The months passed, and neither of the twain ever ventured to start a conversation upon this episode. Ella seemed to be only too frequently in a sad and listless mood, which might almost have been called pining. The time was approaching when she would have to undergo the stress of childbirth for a fourth time, and that apparently not tend to raise her spirits.

‘I don’t think I shall get over it this time!’ she said one day. ‘Pooh! what childish foreboding!
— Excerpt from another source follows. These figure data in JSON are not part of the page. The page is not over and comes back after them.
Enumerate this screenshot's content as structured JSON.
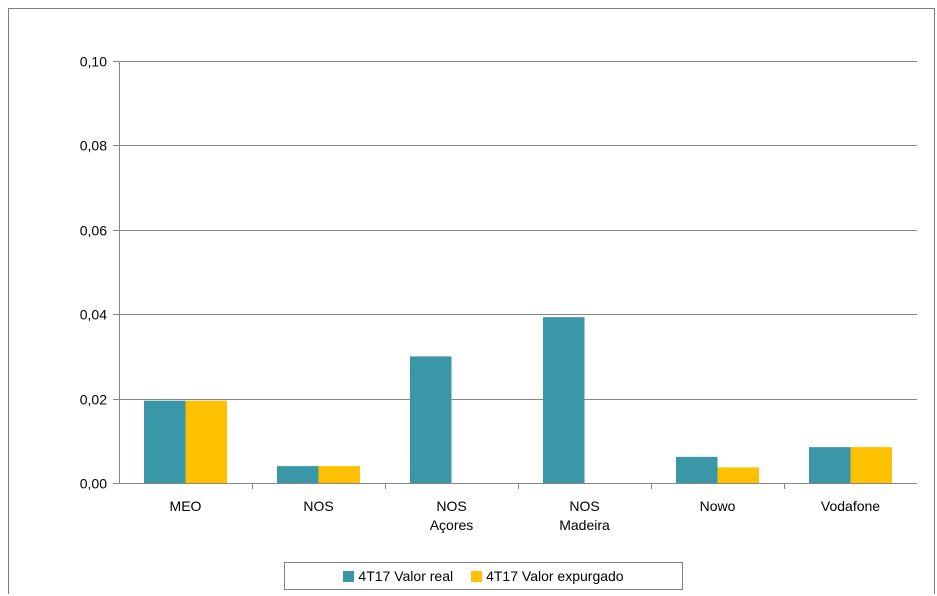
{
  "chart_data": {
    "type": "bar",
    "categories": [
      [
        "MEO"
      ],
      [
        "NOS"
      ],
      [
        "NOS",
        "Açores"
      ],
      [
        "NOS",
        "Madeira"
      ],
      [
        "Nowo"
      ],
      [
        "Vodafone"
      ]
    ],
    "series": [
      {
        "name": "4T17 Valor real",
        "color": "#3a97a8",
        "values": [
          0.0195,
          0.004,
          0.03,
          0.0393,
          0.0062,
          0.0085
        ]
      },
      {
        "name": "4T17 Valor expurgado",
        "color": "#ffc000",
        "values": [
          0.0195,
          0.004,
          0,
          0,
          0.0037,
          0.0085
        ]
      }
    ],
    "ylim": [
      0,
      0.1
    ],
    "yticks": [
      "0,00",
      "0,02",
      "0,04",
      "0,06",
      "0,08",
      "0,10"
    ],
    "ytick_values": [
      0,
      0.02,
      0.04,
      0.06,
      0.08,
      0.1
    ],
    "grid": true,
    "legend": "bottom"
  }
}
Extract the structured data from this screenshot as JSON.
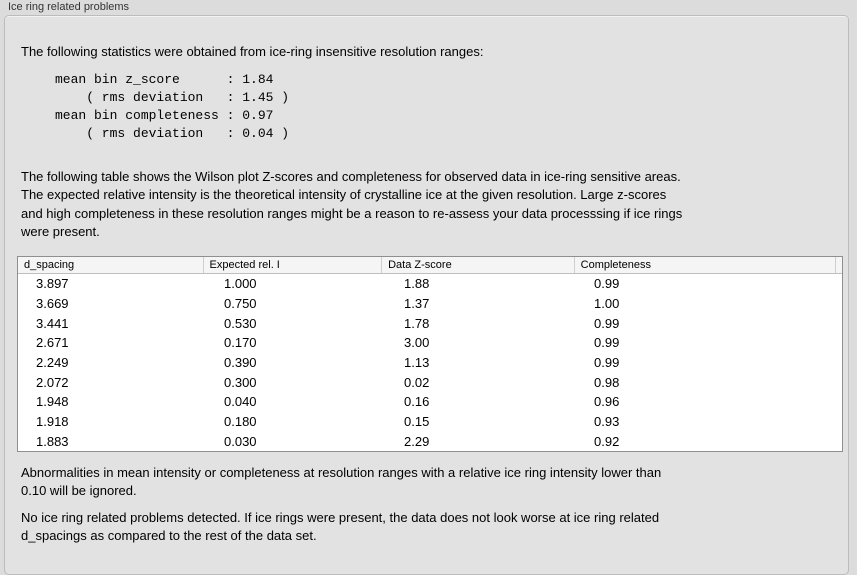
{
  "panel": {
    "title": "Ice ring related problems"
  },
  "intro_text": "The following statistics were obtained from ice-ring insensitive resolution ranges:",
  "stats": {
    "lines": [
      "mean bin z_score      : 1.84",
      "    ( rms deviation   : 1.45 )",
      "mean bin completeness : 0.97",
      "    ( rms deviation   : 0.04 )"
    ]
  },
  "table_intro_lines": [
    "The following table shows the Wilson plot Z-scores and completeness for observed data in ice-ring sensitive areas.",
    "The expected relative intensity is the theoretical intensity of crystalline ice at the given resolution. Large z-scores",
    "and high completeness in these resolution ranges might be a reason to re-assess your data processsing if ice rings",
    "were present."
  ],
  "table": {
    "columns": [
      "d_spacing",
      "Expected rel. I",
      "Data Z-score",
      "Completeness"
    ],
    "rows": [
      [
        "3.897",
        "1.000",
        "1.88",
        "0.99"
      ],
      [
        "3.669",
        "0.750",
        "1.37",
        "1.00"
      ],
      [
        "3.441",
        "0.530",
        "1.78",
        "0.99"
      ],
      [
        "2.671",
        "0.170",
        "3.00",
        "0.99"
      ],
      [
        "2.249",
        "0.390",
        "1.13",
        "0.99"
      ],
      [
        "2.072",
        "0.300",
        "0.02",
        "0.98"
      ],
      [
        "1.948",
        "0.040",
        "0.16",
        "0.96"
      ],
      [
        "1.918",
        "0.180",
        "0.15",
        "0.93"
      ],
      [
        "1.883",
        "0.030",
        "2.29",
        "0.92"
      ]
    ]
  },
  "ignore_note_lines": [
    "Abnormalities in mean intensity or completeness at resolution ranges with a relative ice ring intensity lower than",
    "0.10 will be ignored."
  ],
  "conclusion_lines": [
    "No ice ring related problems detected. If ice rings were present, the data does not look worse at ice ring related",
    "d_spacings as compared to the rest of the data set."
  ]
}
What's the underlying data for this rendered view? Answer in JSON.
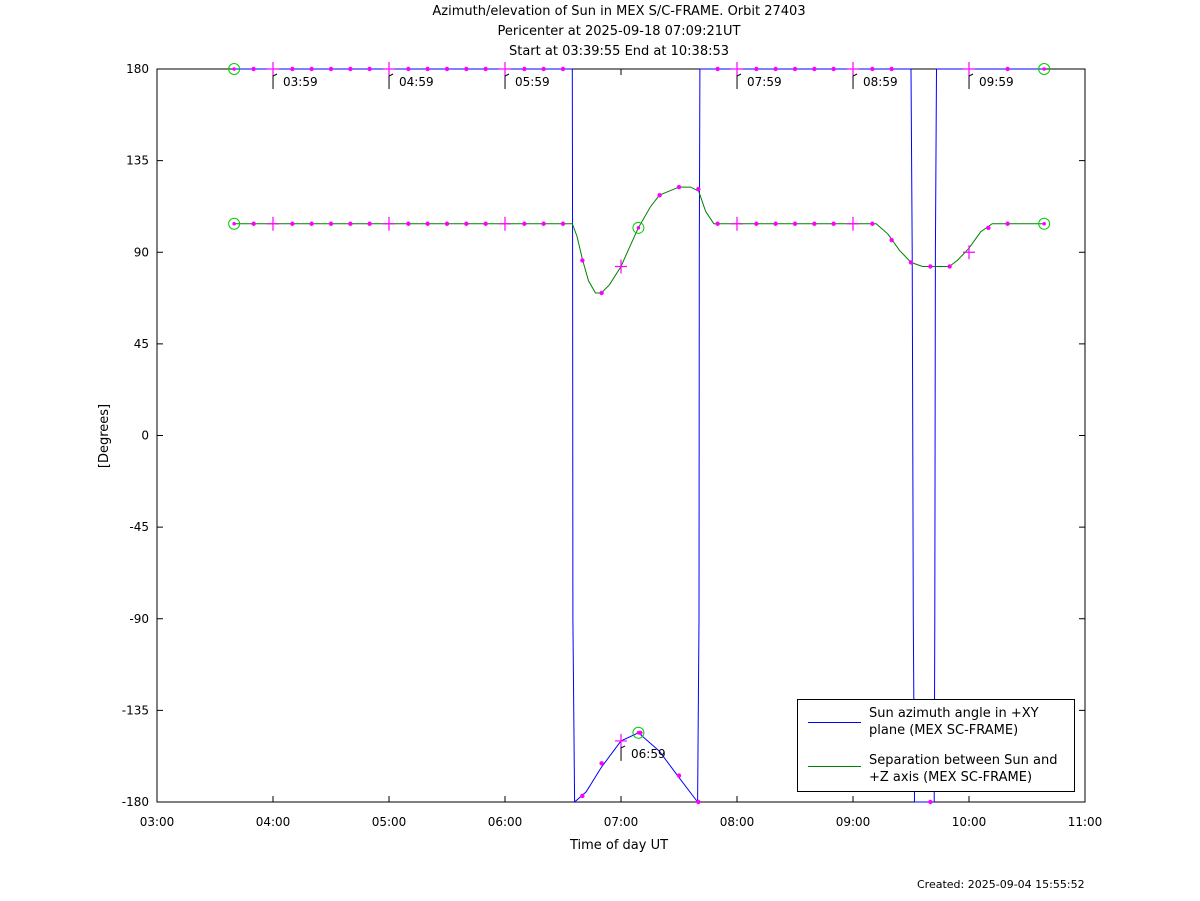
{
  "title": {
    "line1": "Azimuth/elevation of Sun in MEX S/C-FRAME.  Orbit 27403",
    "line2": "Pericenter at 2025-09-18 07:09:21UT",
    "line3": "Start at 03:39:55 End at 10:38:53"
  },
  "footer": {
    "created": "Created: 2025-09-04 15:55:52"
  },
  "legend": {
    "azimuth": "Sun azimuth angle in +XY plane (MEX SC-FRAME)",
    "separation": "Separation between Sun and +Z axis (MEX SC-FRAME)"
  },
  "chart_data": {
    "type": "line",
    "title": "Azimuth/elevation of Sun in MEX S/C-FRAME.  Orbit 27403",
    "xlabel": "Time of day UT",
    "ylabel": "[Degrees]",
    "xlim": [
      3.0,
      11.0
    ],
    "ylim": [
      -180,
      180
    ],
    "x_ticks": [
      "03:00",
      "04:00",
      "05:00",
      "06:00",
      "07:00",
      "08:00",
      "09:00",
      "10:00",
      "11:00"
    ],
    "y_ticks": [
      180,
      135,
      90,
      45,
      0,
      -45,
      -90,
      -135,
      -180
    ],
    "grid": false,
    "legend_position": "bottom-right",
    "colors": {
      "azimuth": "#0000ff",
      "separation": "#008000",
      "markers": "#ff00ff",
      "endpoints": "#00cc00"
    },
    "time_labels": [
      {
        "label": "03:59",
        "x": 3.983,
        "y": 180
      },
      {
        "label": "04:59",
        "x": 4.983,
        "y": 180
      },
      {
        "label": "05:59",
        "x": 5.983,
        "y": 180
      },
      {
        "label": "06:59",
        "x": 6.983,
        "y": -150
      },
      {
        "label": "07:59",
        "x": 7.983,
        "y": 180
      },
      {
        "label": "08:59",
        "x": 8.983,
        "y": 180
      },
      {
        "label": "09:59",
        "x": 9.983,
        "y": 180
      }
    ],
    "series": [
      {
        "name": "Sun azimuth angle in +XY plane (MEX SC-FRAME)",
        "segments": [
          [
            [
              3.665,
              180
            ],
            [
              6.58,
              180
            ]
          ],
          [
            [
              6.58,
              180
            ],
            [
              6.583,
              90
            ],
            [
              6.585,
              -90
            ],
            [
              6.6,
              -180
            ]
          ],
          [
            [
              6.6,
              -180
            ],
            [
              6.7,
              -175
            ],
            [
              6.83,
              -163
            ],
            [
              7.0,
              -150
            ],
            [
              7.15,
              -146
            ],
            [
              7.33,
              -155
            ],
            [
              7.5,
              -168
            ],
            [
              7.66,
              -180
            ]
          ],
          [
            [
              7.66,
              -180
            ],
            [
              7.672,
              -90
            ],
            [
              7.675,
              90
            ],
            [
              7.68,
              180
            ]
          ],
          [
            [
              7.68,
              180
            ],
            [
              9.5,
              180
            ]
          ],
          [
            [
              9.5,
              180
            ],
            [
              9.51,
              90
            ],
            [
              9.52,
              -90
            ],
            [
              9.53,
              -180
            ]
          ],
          [
            [
              9.53,
              -180
            ],
            [
              9.7,
              -180
            ]
          ],
          [
            [
              9.7,
              -180
            ],
            [
              9.705,
              -90
            ],
            [
              9.71,
              90
            ],
            [
              9.72,
              180
            ]
          ],
          [
            [
              9.72,
              180
            ],
            [
              10.648,
              180
            ]
          ]
        ]
      },
      {
        "name": "Separation between Sun and +Z axis (MEX SC-FRAME)",
        "points": [
          [
            3.665,
            104
          ],
          [
            6.58,
            104
          ],
          [
            6.62,
            98
          ],
          [
            6.67,
            86
          ],
          [
            6.72,
            76
          ],
          [
            6.78,
            70
          ],
          [
            6.83,
            70
          ],
          [
            6.9,
            74
          ],
          [
            7.0,
            83
          ],
          [
            7.07,
            92
          ],
          [
            7.15,
            102
          ],
          [
            7.25,
            112
          ],
          [
            7.33,
            118
          ],
          [
            7.5,
            122
          ],
          [
            7.6,
            122
          ],
          [
            7.67,
            120
          ],
          [
            7.73,
            110
          ],
          [
            7.8,
            104
          ],
          [
            9.2,
            104
          ],
          [
            9.3,
            99
          ],
          [
            9.4,
            91
          ],
          [
            9.5,
            85
          ],
          [
            9.6,
            83
          ],
          [
            9.83,
            83
          ],
          [
            9.9,
            86
          ],
          [
            10.0,
            92
          ],
          [
            10.1,
            100
          ],
          [
            10.2,
            104
          ],
          [
            10.648,
            104
          ]
        ]
      }
    ],
    "markers": {
      "dots": [
        [
          3.833,
          180
        ],
        [
          4.167,
          180
        ],
        [
          4.333,
          180
        ],
        [
          4.5,
          180
        ],
        [
          4.667,
          180
        ],
        [
          4.833,
          180
        ],
        [
          5.167,
          180
        ],
        [
          5.333,
          180
        ],
        [
          5.5,
          180
        ],
        [
          5.667,
          180
        ],
        [
          5.833,
          180
        ],
        [
          6.167,
          180
        ],
        [
          6.333,
          180
        ],
        [
          6.5,
          180
        ],
        [
          7.833,
          180
        ],
        [
          8.167,
          180
        ],
        [
          8.333,
          180
        ],
        [
          8.5,
          180
        ],
        [
          8.667,
          180
        ],
        [
          8.833,
          180
        ],
        [
          9.167,
          180
        ],
        [
          9.333,
          180
        ],
        [
          10.333,
          180
        ],
        [
          3.833,
          104
        ],
        [
          4.167,
          104
        ],
        [
          4.333,
          104
        ],
        [
          4.5,
          104
        ],
        [
          4.667,
          104
        ],
        [
          4.833,
          104
        ],
        [
          5.167,
          104
        ],
        [
          5.333,
          104
        ],
        [
          5.5,
          104
        ],
        [
          5.667,
          104
        ],
        [
          5.833,
          104
        ],
        [
          6.167,
          104
        ],
        [
          6.333,
          104
        ],
        [
          6.5,
          104
        ],
        [
          6.667,
          86
        ],
        [
          6.833,
          70
        ],
        [
          7.333,
          118
        ],
        [
          7.5,
          122
        ],
        [
          7.667,
          121
        ],
        [
          7.833,
          104
        ],
        [
          8.167,
          104
        ],
        [
          8.333,
          104
        ],
        [
          8.5,
          104
        ],
        [
          8.667,
          104
        ],
        [
          8.833,
          104
        ],
        [
          9.167,
          104
        ],
        [
          9.333,
          96
        ],
        [
          9.5,
          85
        ],
        [
          9.667,
          83
        ],
        [
          9.833,
          83
        ],
        [
          10.167,
          102
        ],
        [
          10.333,
          104
        ],
        [
          6.667,
          -177
        ],
        [
          6.833,
          -161
        ],
        [
          7.167,
          -146
        ],
        [
          7.5,
          -167
        ],
        [
          7.667,
          -180
        ],
        [
          9.667,
          -180
        ]
      ],
      "crosses": [
        [
          4.0,
          180
        ],
        [
          5.0,
          180
        ],
        [
          6.0,
          180
        ],
        [
          8.0,
          180
        ],
        [
          9.0,
          180
        ],
        [
          10.0,
          180
        ],
        [
          4.0,
          104
        ],
        [
          5.0,
          104
        ],
        [
          6.0,
          104
        ],
        [
          7.0,
          83
        ],
        [
          8.0,
          104
        ],
        [
          9.0,
          104
        ],
        [
          10.0,
          90
        ],
        [
          7.0,
          -150
        ]
      ],
      "circles": [
        [
          3.665,
          180
        ],
        [
          10.648,
          180
        ],
        [
          3.665,
          104
        ],
        [
          10.648,
          104
        ],
        [
          7.15,
          102
        ],
        [
          7.15,
          -146
        ]
      ]
    }
  }
}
Why shouldn’t it be as well now as ever?’

She shook her head. ‘I feel almost sure I am going to die; and I should be glad, if it were not for Nelly, and Frank, and Tiny.’

‘And me!’

‘You’ll soon find somebody to fill my place,’ she murmured, with a sad smile. ‘And you’ll have a perfect right to; I assure you of that.’

‘Ell, you are not thinking still about that – poetical friend of yours?’

She neither admitted nor denied the charge. ‘I am not going to get over my illness this time,’ she reiterated. ‘Something tells me I shan’t.’

This view of things was rather a bad beginning, as it usually is; and, in fact, six weeks later, in the month of May, she was lying in her room, pulseless and bloodless, with hardly strength enough left to follow up one feeble breath with another, the infant for whose unnecessary life she was slowly parting with her own being fat and well. Just before her death she spoke to Marchmill softly: —

‘Will, I want to confess to you the entire circumstances of that – about you know what – that time we visited Solentsea. I can’t tell what possessed me – how I could forget you so, my husband! But I had got into a morbid state: I thought you had been unkind; that you had neglected me; that you weren’t up to my intellectual level, while he was, and far above it. I wanted a fuller appreciator, perhaps, rather than another lover—’

She could get no further then for very exhaustion; and she went off in sudden collapse a few hours later, without having said anything more to her husband on the subject of her love for the poet. William Marchmill, in truth, like most husbands of several years’ standing, was little disturbed by retrospective jealousies, and had not shown the least anxiety to press her for confessions concerning a man dead and gone beyond any power of inconveniencing him more.